Taking the purely logical entities, attributes and relationships, the physical modeler makes (and documents the reasons for!!!) altering the logical model. One-to-many relationships may be "denormalized" into the "one side" of the relationship, forming a repeating group (e.g., collapsing "a customer may have multiple phone numbers" into just a "customer" entity with attributes of "home_phone", "work_phone", "mobile_phone", "fax_phone").

Decisions about where to place the data (same database? different databases on different servers?) as well as partitioning, archival, purging plans have to be done within the constraints of the business requirements.

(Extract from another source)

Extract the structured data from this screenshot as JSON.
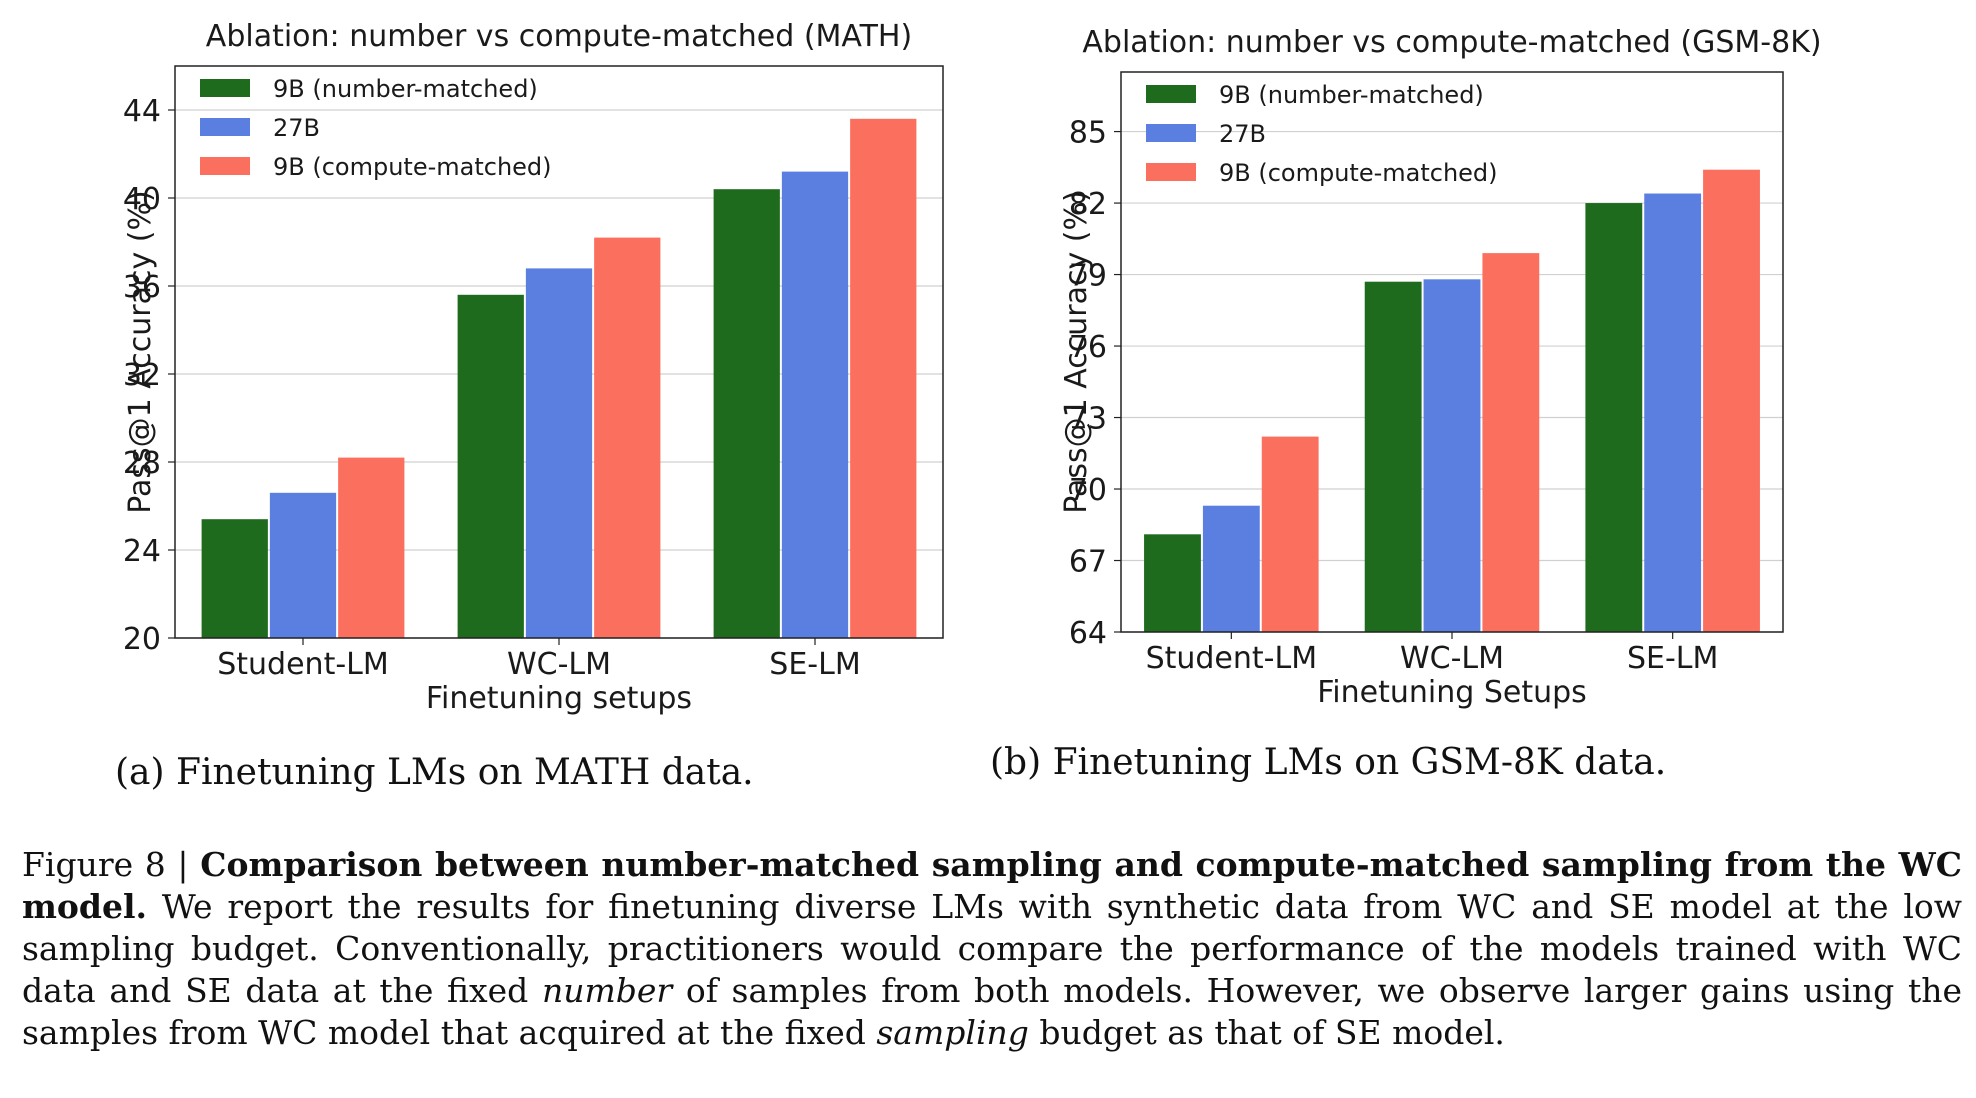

Oddly enough, logical data modeling is more of a science and physical modeling is more of an art in that two business analysts can discuss the logical model and resolve most differences of opinion logically (so to speak) by providing real-world examples that would negate a particular representation. Physical database design is not so precise, however. The modeler must know (or anticipate) a number of things about future uses of the data and about the characteristics of the particular database management system, programming language(s), communication channels, etc. Many assumptions go into the creation of a physical model. How well that model will eventually perform depends, in large part, in the quality of those assumptions.